The government has no intention of changing legislation to restrict wiretaps, Premier Matteo Renzi has said.
    ''Of course wiretaps are necessary - they are necessary to discover guilty parties - but it would be best not to see family affairs and gossip on the papers'', Renzi said on Sunday.
    ''Many magistrates don't pass such information'', he also noted in an interview to the TG5 newscast of private television Canale 5, referring to wiretaps that are part of a criminal investigation and are leaked to the press.
    Renzi's comments come after Federica Guidi on March 31 resigned as industry minister over wiretapped phone conversations with her oil-industry boyfriend, Gianluca Gemelli, on a government amendment to the Tempa Rossa project benefitting him in Basilicata.
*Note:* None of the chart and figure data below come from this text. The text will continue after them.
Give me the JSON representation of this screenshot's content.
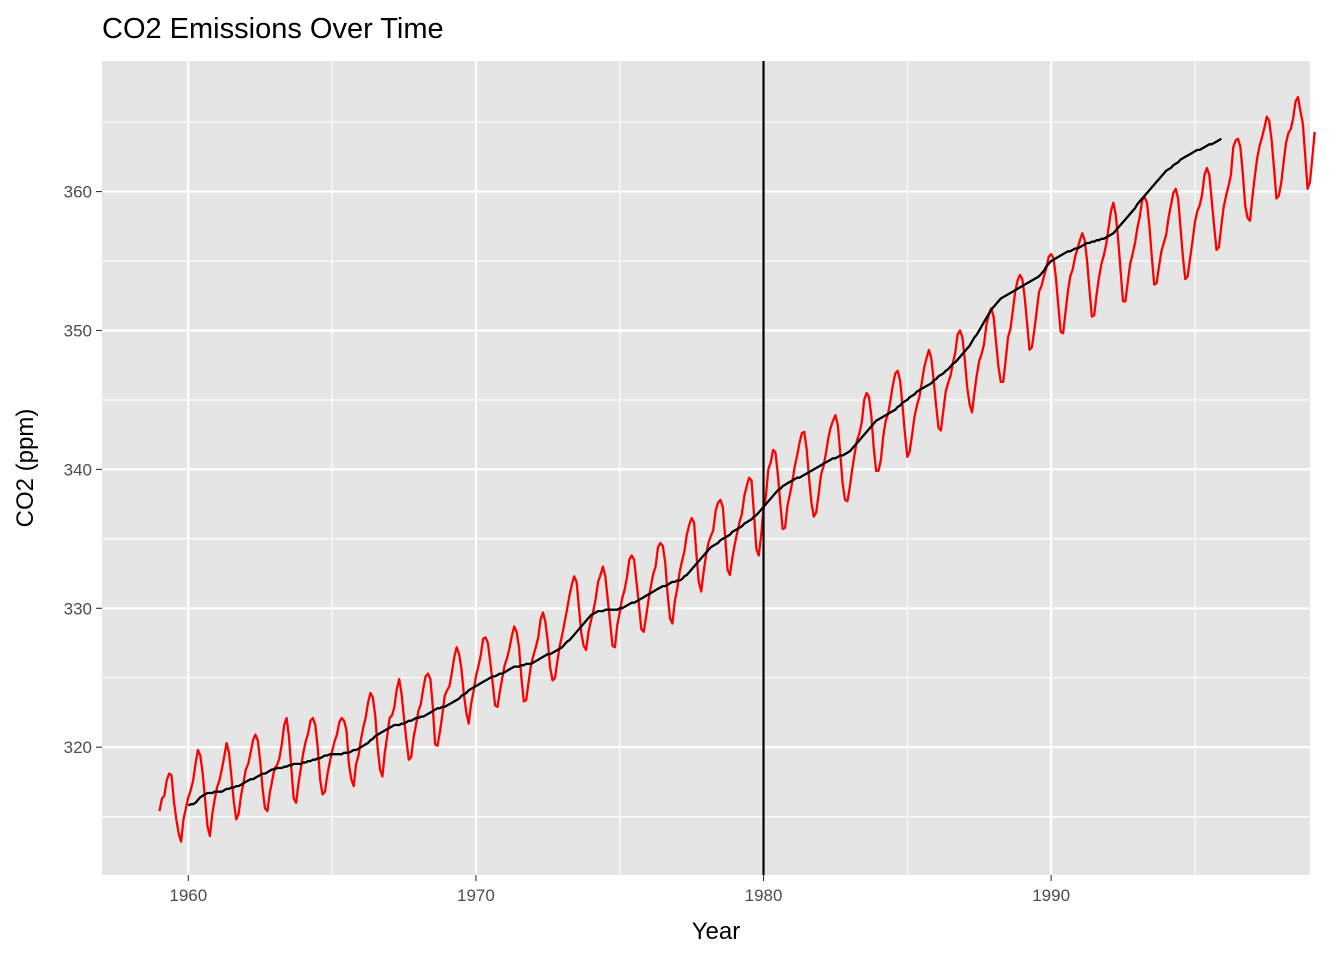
{
  "chart_data": {
    "type": "line",
    "title": "CO2 Emissions Over Time",
    "xlabel": "Year",
    "ylabel": "CO2 (ppm)",
    "xlim": [
      1957.0,
      1999.0
    ],
    "ylim": [
      310.8,
      369.4
    ],
    "x_ticks": [
      1960,
      1970,
      1980,
      1990
    ],
    "x_tick_labels": [
      "1960",
      "1970",
      "1980",
      "1990"
    ],
    "y_ticks": [
      320,
      330,
      340,
      350,
      360
    ],
    "y_tick_labels": [
      "320",
      "330",
      "340",
      "350",
      "360"
    ],
    "grid": true,
    "background": "#e5e5e5",
    "vline": {
      "x": 1980,
      "color": "#000000"
    },
    "series": [
      {
        "color": "#ff0000",
        "x_start": 1959.0,
        "x_step": 0.08333,
        "values": [
          315.4,
          316.3,
          316.5,
          317.6,
          318.1,
          318.0,
          316.1,
          314.8,
          313.8,
          313.2,
          314.8,
          315.6,
          316.4,
          316.9,
          317.6,
          318.8,
          319.8,
          319.4,
          318.1,
          316.2,
          314.3,
          313.6,
          315.2,
          316.2,
          317.1,
          317.6,
          318.4,
          319.3,
          320.3,
          319.6,
          317.9,
          316.1,
          314.8,
          315.2,
          316.5,
          317.4,
          318.4,
          318.8,
          319.6,
          320.5,
          320.9,
          320.5,
          319.0,
          317.0,
          315.6,
          315.4,
          316.7,
          317.6,
          318.5,
          318.7,
          319.2,
          320.2,
          321.6,
          322.1,
          320.8,
          318.5,
          316.3,
          316.0,
          317.4,
          318.5,
          319.6,
          320.4,
          321.0,
          321.9,
          322.1,
          321.6,
          320.0,
          317.7,
          316.6,
          316.8,
          318.0,
          318.9,
          319.7,
          320.4,
          320.9,
          321.8,
          322.1,
          321.9,
          321.2,
          318.8,
          317.7,
          317.2,
          318.8,
          319.4,
          320.5,
          321.4,
          322.1,
          323.2,
          323.9,
          323.6,
          322.3,
          320.0,
          318.4,
          317.9,
          319.6,
          320.8,
          322.1,
          322.3,
          322.9,
          324.2,
          324.9,
          323.8,
          322.1,
          320.5,
          319.1,
          319.3,
          320.7,
          321.6,
          322.6,
          323.1,
          324.2,
          325.1,
          325.3,
          324.9,
          322.9,
          320.2,
          320.1,
          321.1,
          322.3,
          323.7,
          324.1,
          324.4,
          325.4,
          326.5,
          327.2,
          326.7,
          325.6,
          323.8,
          322.5,
          321.7,
          323.1,
          324.0,
          325.1,
          325.8,
          326.6,
          327.8,
          327.9,
          327.5,
          326.1,
          324.6,
          323.0,
          322.9,
          324.0,
          325.0,
          325.9,
          326.4,
          327.1,
          328.0,
          328.7,
          328.3,
          327.2,
          325.0,
          323.3,
          323.4,
          324.7,
          325.9,
          326.6,
          327.2,
          327.9,
          329.2,
          329.7,
          329.0,
          327.6,
          325.7,
          324.8,
          325.0,
          326.2,
          327.3,
          328.1,
          329.0,
          329.9,
          330.9,
          331.7,
          332.3,
          331.9,
          330.0,
          328.2,
          327.3,
          327.0,
          328.3,
          329.1,
          329.8,
          330.7,
          331.9,
          332.4,
          333.0,
          332.3,
          330.7,
          329.0,
          327.3,
          327.2,
          328.8,
          329.7,
          330.7,
          331.3,
          332.2,
          333.5,
          333.8,
          333.5,
          331.9,
          330.3,
          328.5,
          328.3,
          329.4,
          330.6,
          331.6,
          332.5,
          333.0,
          334.4,
          334.7,
          334.5,
          333.3,
          331.0,
          329.3,
          328.9,
          330.5,
          331.4,
          332.6,
          333.4,
          334.1,
          335.3,
          336.0,
          336.5,
          336.2,
          333.9,
          331.9,
          331.2,
          332.6,
          333.8,
          334.7,
          335.2,
          335.6,
          337.0,
          337.6,
          337.8,
          337.3,
          335.1,
          332.8,
          332.4,
          333.6,
          334.6,
          335.4,
          336.2,
          336.8,
          338.1,
          338.8,
          339.4,
          339.2,
          336.9,
          334.3,
          333.8,
          335.2,
          337.1,
          338.1,
          340.0,
          340.5,
          341.4,
          341.2,
          339.6,
          337.5,
          335.7,
          335.8,
          337.4,
          338.2,
          339.1,
          340.2,
          341.0,
          341.9,
          342.6,
          342.7,
          341.5,
          339.4,
          337.6,
          336.6,
          336.9,
          338.2,
          339.6,
          340.2,
          341.1,
          342.2,
          343.0,
          343.5,
          343.9,
          343.2,
          341.2,
          339.0,
          337.8,
          337.7,
          338.7,
          340.0,
          341.1,
          342.1,
          342.6,
          343.4,
          345.0,
          345.5,
          345.2,
          343.8,
          341.6,
          339.9,
          339.9,
          340.7,
          342.4,
          343.5,
          344.0,
          345.0,
          346.1,
          346.9,
          347.1,
          346.4,
          344.6,
          342.6,
          340.9,
          341.3,
          342.5,
          343.8,
          344.6,
          345.2,
          346.2,
          347.3,
          348.0,
          348.6,
          348.0,
          346.4,
          344.6,
          343.0,
          342.8,
          344.2,
          345.6,
          346.2,
          346.7,
          347.6,
          348.4,
          349.7,
          350.0,
          349.5,
          347.9,
          345.9,
          344.7,
          344.1,
          345.5,
          346.8,
          347.8,
          348.3,
          349.0,
          350.4,
          351.1,
          351.6,
          351.0,
          349.2,
          347.4,
          346.3,
          346.3,
          347.8,
          349.5,
          350.1,
          351.4,
          352.8,
          353.6,
          354.0,
          353.7,
          352.4,
          350.5,
          348.6,
          348.8,
          350.0,
          351.4,
          352.8,
          353.2,
          353.9,
          354.5,
          355.3,
          355.5,
          355.2,
          353.8,
          351.8,
          349.9,
          349.8,
          351.3,
          352.8,
          353.9,
          354.4,
          355.3,
          355.9,
          356.5,
          357.0,
          356.5,
          355.0,
          352.9,
          351.0,
          351.1,
          352.6,
          353.8,
          354.8,
          355.4,
          356.2,
          357.4,
          358.6,
          359.2,
          358.3,
          356.5,
          354.3,
          352.1,
          352.1,
          353.5,
          354.8,
          355.5,
          356.3,
          357.4,
          358.2,
          359.4,
          359.6,
          359.2,
          357.5,
          355.3,
          353.3,
          353.4,
          354.6,
          355.7,
          356.3,
          356.9,
          358.1,
          359.0,
          359.9,
          360.2,
          359.5,
          357.4,
          355.3,
          353.7,
          353.9,
          355.2,
          356.4,
          357.8,
          358.6,
          359.0,
          359.8,
          361.2,
          361.7,
          361.2,
          359.4,
          357.5,
          355.8,
          356.0,
          357.5,
          358.9,
          359.7,
          360.4,
          361.2,
          363.2,
          363.7,
          363.8,
          363.2,
          361.3,
          359.0,
          358.1,
          357.9,
          359.6,
          361.1,
          362.4,
          363.3,
          363.9,
          364.6,
          365.4,
          365.1,
          363.7,
          361.7,
          359.5,
          359.7,
          360.6,
          362.1,
          363.5,
          364.2,
          364.5,
          365.3,
          366.5,
          366.8,
          365.8,
          364.9,
          362.6,
          360.2,
          360.7,
          362.5,
          364.3
        ]
      },
      {
        "color": "#000000",
        "x_start": 1960.0,
        "x_step": 0.08333,
        "values": [
          315.8,
          315.9,
          315.9,
          316.0,
          316.2,
          316.4,
          316.5,
          316.6,
          316.7,
          316.7,
          316.7,
          316.8,
          316.8,
          316.8,
          316.8,
          316.9,
          317.0,
          317.0,
          317.1,
          317.1,
          317.2,
          317.2,
          317.3,
          317.4,
          317.5,
          317.6,
          317.7,
          317.7,
          317.8,
          317.9,
          318.0,
          318.1,
          318.1,
          318.2,
          318.3,
          318.4,
          318.4,
          318.5,
          318.5,
          318.5,
          318.6,
          318.6,
          318.7,
          318.7,
          318.8,
          318.8,
          318.8,
          318.8,
          318.9,
          318.9,
          319.0,
          319.0,
          319.1,
          319.1,
          319.2,
          319.2,
          319.3,
          319.4,
          319.4,
          319.5,
          319.5,
          319.5,
          319.5,
          319.5,
          319.5,
          319.6,
          319.6,
          319.6,
          319.7,
          319.8,
          319.8,
          319.9,
          320.0,
          320.1,
          320.2,
          320.3,
          320.5,
          320.6,
          320.8,
          320.9,
          321.0,
          321.1,
          321.2,
          321.3,
          321.4,
          321.5,
          321.6,
          321.6,
          321.6,
          321.7,
          321.7,
          321.8,
          321.9,
          321.9,
          322.0,
          322.1,
          322.1,
          322.2,
          322.2,
          322.3,
          322.4,
          322.5,
          322.6,
          322.7,
          322.8,
          322.8,
          322.9,
          322.9,
          323.0,
          323.1,
          323.2,
          323.3,
          323.4,
          323.5,
          323.7,
          323.8,
          323.9,
          324.1,
          324.2,
          324.3,
          324.4,
          324.5,
          324.6,
          324.7,
          324.8,
          324.9,
          325.0,
          325.1,
          325.1,
          325.2,
          325.3,
          325.3,
          325.4,
          325.5,
          325.6,
          325.7,
          325.8,
          325.8,
          325.8,
          325.9,
          325.9,
          326.0,
          326.0,
          326.0,
          326.1,
          326.2,
          326.3,
          326.4,
          326.5,
          326.6,
          326.7,
          326.7,
          326.8,
          326.9,
          327.0,
          327.1,
          327.2,
          327.4,
          327.6,
          327.7,
          327.9,
          328.1,
          328.3,
          328.5,
          328.7,
          328.9,
          329.1,
          329.3,
          329.5,
          329.6,
          329.7,
          329.8,
          329.8,
          329.8,
          329.9,
          329.9,
          329.9,
          329.9,
          329.9,
          329.9,
          330.0,
          330.0,
          330.1,
          330.2,
          330.3,
          330.4,
          330.4,
          330.5,
          330.6,
          330.7,
          330.8,
          330.9,
          331.0,
          331.1,
          331.2,
          331.3,
          331.4,
          331.5,
          331.6,
          331.6,
          331.7,
          331.8,
          331.9,
          331.9,
          332.0,
          332.0,
          332.1,
          332.3,
          332.4,
          332.6,
          332.8,
          333.0,
          333.2,
          333.4,
          333.6,
          333.8,
          334.0,
          334.2,
          334.4,
          334.5,
          334.6,
          334.7,
          334.9,
          335.0,
          335.1,
          335.2,
          335.3,
          335.5,
          335.6,
          335.7,
          335.8,
          335.9,
          336.1,
          336.2,
          336.3,
          336.4,
          336.6,
          336.7,
          336.9,
          337.1,
          337.3,
          337.5,
          337.7,
          337.9,
          338.1,
          338.3,
          338.5,
          338.6,
          338.8,
          338.9,
          339.0,
          339.1,
          339.2,
          339.3,
          339.4,
          339.4,
          339.5,
          339.6,
          339.7,
          339.8,
          339.9,
          340.0,
          340.1,
          340.2,
          340.3,
          340.4,
          340.5,
          340.6,
          340.7,
          340.8,
          340.8,
          340.9,
          341.0,
          341.0,
          341.1,
          341.2,
          341.3,
          341.5,
          341.7,
          341.9,
          342.1,
          342.3,
          342.5,
          342.7,
          342.9,
          343.1,
          343.3,
          343.5,
          343.6,
          343.7,
          343.8,
          343.9,
          344.0,
          344.1,
          344.2,
          344.3,
          344.5,
          344.6,
          344.8,
          344.9,
          345.0,
          345.2,
          345.3,
          345.4,
          345.6,
          345.7,
          345.8,
          345.9,
          346.0,
          346.1,
          346.2,
          346.4,
          346.5,
          346.7,
          346.8,
          346.9,
          347.1,
          347.2,
          347.4,
          347.6,
          347.7,
          347.9,
          348.1,
          348.3,
          348.5,
          348.7,
          348.9,
          349.2,
          349.5,
          349.7,
          350.0,
          350.3,
          350.6,
          350.9,
          351.2,
          351.5,
          351.7,
          351.9,
          352.1,
          352.3,
          352.4,
          352.5,
          352.6,
          352.7,
          352.8,
          352.9,
          353.0,
          353.1,
          353.2,
          353.3,
          353.4,
          353.5,
          353.6,
          353.7,
          353.8,
          353.9,
          354.1,
          354.3,
          354.6,
          354.8,
          355.0,
          355.1,
          355.2,
          355.3,
          355.4,
          355.5,
          355.6,
          355.7,
          355.7,
          355.8,
          355.9,
          355.9,
          356.0,
          356.1,
          356.2,
          356.3,
          356.3,
          356.4,
          356.4,
          356.5,
          356.5,
          356.6,
          356.6,
          356.7,
          356.8,
          356.9,
          357.0,
          357.2,
          357.4,
          357.6,
          357.8,
          358.0,
          358.2,
          358.4,
          358.6,
          358.8,
          359.1,
          359.3,
          359.5,
          359.7,
          359.9,
          360.1,
          360.3,
          360.5,
          360.7,
          360.9,
          361.1,
          361.3,
          361.5,
          361.6,
          361.7,
          361.9,
          362.0,
          362.1,
          362.3,
          362.4,
          362.5,
          362.6,
          362.7,
          362.8,
          362.9,
          363.0,
          363.0,
          363.1,
          363.2,
          363.3,
          363.4,
          363.4,
          363.5,
          363.6,
          363.7,
          363.8
        ]
      }
    ]
  }
}
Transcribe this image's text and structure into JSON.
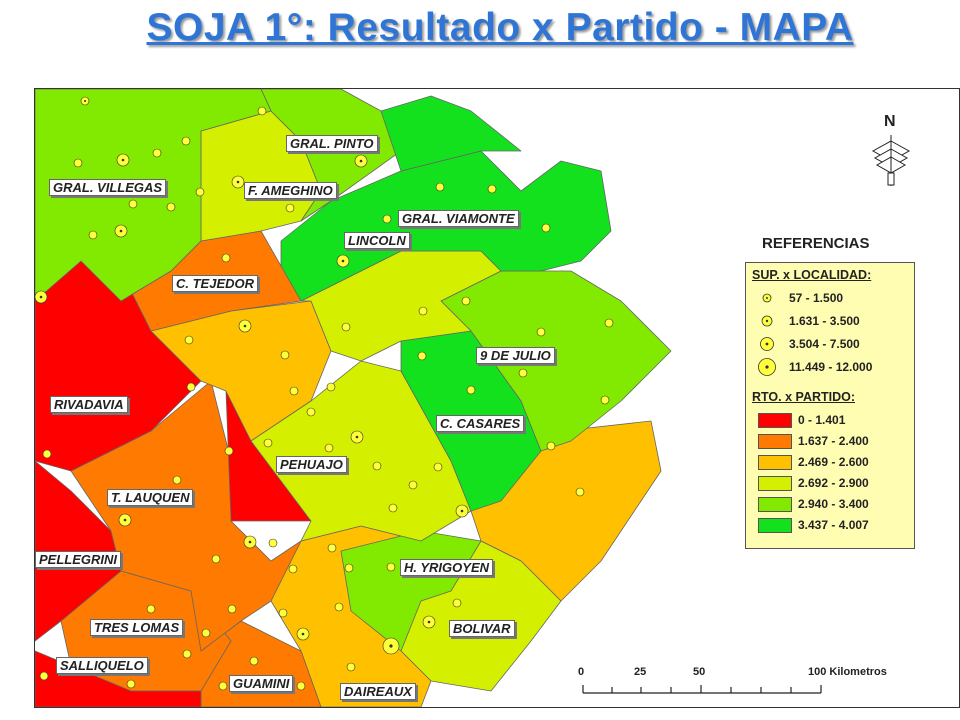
{
  "title": "SOJA 1°: Resultado x Partido - MAPA",
  "legend": {
    "title": "REFERENCIAS",
    "sup_heading": "SUP. x LOCALIDAD:",
    "sup_classes": [
      "57 - 1.500",
      "1.631 - 3.500",
      "3.504 - 7.500",
      "11.449 - 12.000"
    ],
    "rto_heading": "RTO. x PARTIDO:",
    "rto_classes": [
      {
        "label": "0 - 1.401",
        "color": "#ff0000"
      },
      {
        "label": "1.637 - 2.400",
        "color": "#ff7a00"
      },
      {
        "label": "2.469 - 2.600",
        "color": "#ffc000"
      },
      {
        "label": "2.692 - 2.900",
        "color": "#d4f000"
      },
      {
        "label": "2.940 - 3.400",
        "color": "#82e900"
      },
      {
        "label": "3.437 - 4.007",
        "color": "#14e11e"
      }
    ]
  },
  "partidos": [
    {
      "name": "GRAL. VILLEGAS",
      "class": 4
    },
    {
      "name": "GRAL. PINTO",
      "class": 4
    },
    {
      "name": "F. AMEGHINO",
      "class": 3
    },
    {
      "name": "GRAL. VIAMONTE",
      "class": 5
    },
    {
      "name": "LINCOLN",
      "class": 5
    },
    {
      "name": "C. TEJEDOR",
      "class": 1
    },
    {
      "name": "9 DE JULIO",
      "class": 4
    },
    {
      "name": "RIVADAVIA",
      "class": 0
    },
    {
      "name": "C. CASARES",
      "class": 5
    },
    {
      "name": "PEHUAJO",
      "class": 3
    },
    {
      "name": "T. LAUQUEN",
      "class": 1
    },
    {
      "name": "PELLEGRINI",
      "class": 0
    },
    {
      "name": "H. YRIGOYEN",
      "class": 4
    },
    {
      "name": "TRES LOMAS",
      "class": 1
    },
    {
      "name": "BOLIVAR",
      "class": 3
    },
    {
      "name": "SALLIQUELO",
      "class": 0
    },
    {
      "name": "GUAMINI",
      "class": 1
    },
    {
      "name": "DAIREAUX",
      "class": 2
    }
  ],
  "north_arrow": {
    "label": "N",
    "icon": "north-arrow-icon"
  },
  "scale": {
    "ticks": [
      "0",
      "25",
      "50",
      "100 Kilometros"
    ]
  }
}
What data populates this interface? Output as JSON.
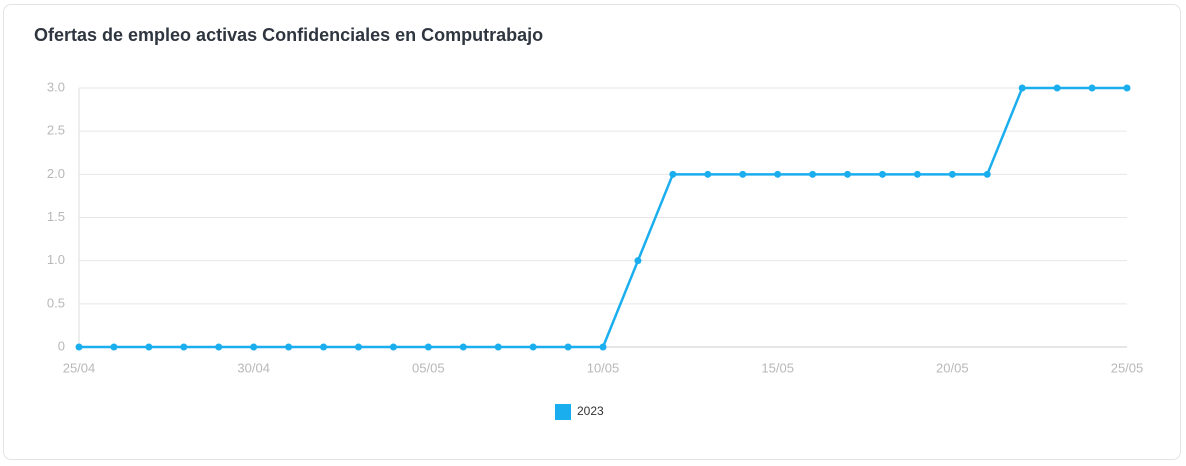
{
  "chart_data": {
    "type": "line",
    "title": "Ofertas de empleo activas Confidenciales en Computrabajo",
    "categories": [
      "25/04",
      null,
      null,
      null,
      null,
      "30/04",
      null,
      null,
      null,
      null,
      "05/05",
      null,
      null,
      null,
      null,
      "10/05",
      null,
      null,
      null,
      null,
      "15/05",
      null,
      null,
      null,
      null,
      "20/05",
      null,
      null,
      null,
      null,
      "25/05"
    ],
    "series": [
      {
        "name": "2023",
        "color": "#1aaeef",
        "values": [
          0,
          0,
          0,
          0,
          0,
          0,
          0,
          0,
          0,
          0,
          0,
          0,
          0,
          0,
          0,
          0,
          1,
          2,
          2,
          2,
          2,
          2,
          2,
          2,
          2,
          2,
          2,
          3,
          3,
          3,
          3
        ]
      }
    ],
    "ylim": [
      0,
      3
    ],
    "yticks": [
      0,
      0.5,
      {
        "value": 1,
        "label": "1.0"
      },
      1.5,
      {
        "value": 2,
        "label": "2.0"
      },
      2.5,
      {
        "value": 3,
        "label": "3.0"
      }
    ],
    "grid": true,
    "legend": "bottom"
  }
}
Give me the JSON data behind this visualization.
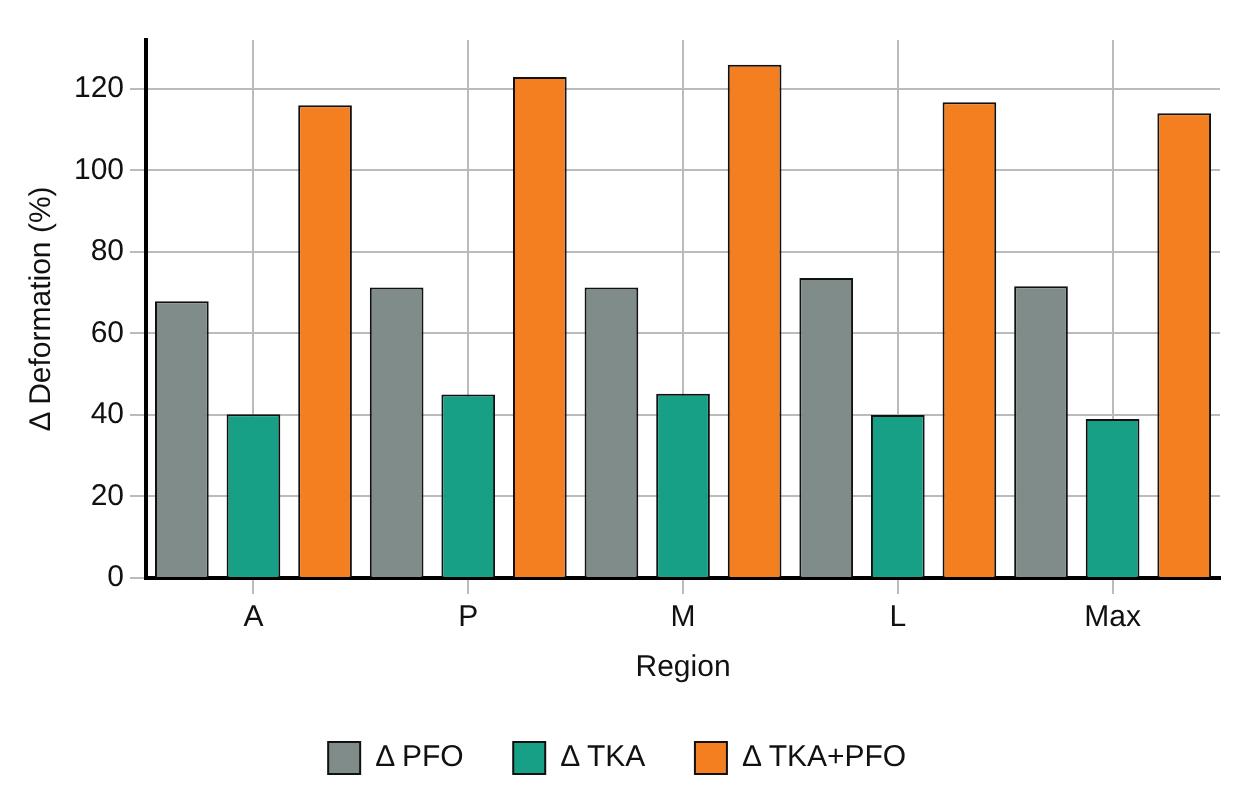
{
  "chart_data": {
    "type": "bar",
    "xlabel": "Region",
    "ylabel": "Δ Deformation (%)",
    "categories": [
      "A",
      "P",
      "M",
      "L",
      "Max"
    ],
    "series": [
      {
        "name": "Δ PFO",
        "color": "#7f8c8a",
        "values": [
          67.9,
          71.3,
          71.3,
          73.6,
          71.6
        ]
      },
      {
        "name": "Δ TKA",
        "color": "#17a086",
        "values": [
          40.2,
          45.0,
          45.2,
          40.0,
          39.0
        ]
      },
      {
        "name": "Δ TKA+PFO",
        "color": "#f47f20",
        "values": [
          116.0,
          122.9,
          125.9,
          116.7,
          114.0
        ]
      }
    ],
    "ylim": [
      0,
      132
    ],
    "yticks": [
      0,
      20,
      40,
      60,
      80,
      100,
      120
    ],
    "grid": true,
    "legend": "bottom"
  }
}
    Excerpts from the wiretaps were published by national newspapers.
    Gemelli is under investigation for suspected influence peddling while Guidi is not being probed.
    Renzi had previously criticized Basilicata prosecutors' probes into oil projects as being too slow and said ''magistrates should make themselves be heard through their sentences''.
    He stressed that the government was urging the judiciary to ''work more, not less'' and to ''reach a sentence'', while leaked ''gossip'' would be best left ''out of the papers''.
    The premier's interview to TG5 on Sunday came after the new president of magistrates' union ANM, Pier Camillo Davigo, spoke against limiting wiretaps.
    Davigo said that publishing wiretaps that are not relevant to an investigation ''is already banned by criminal law, at least under the defamation crime''.
    If wiretaps are not defamatory and are pertinent to an investigation or concern the work of a public official, ''their publication is legitimate'', noted Davigo.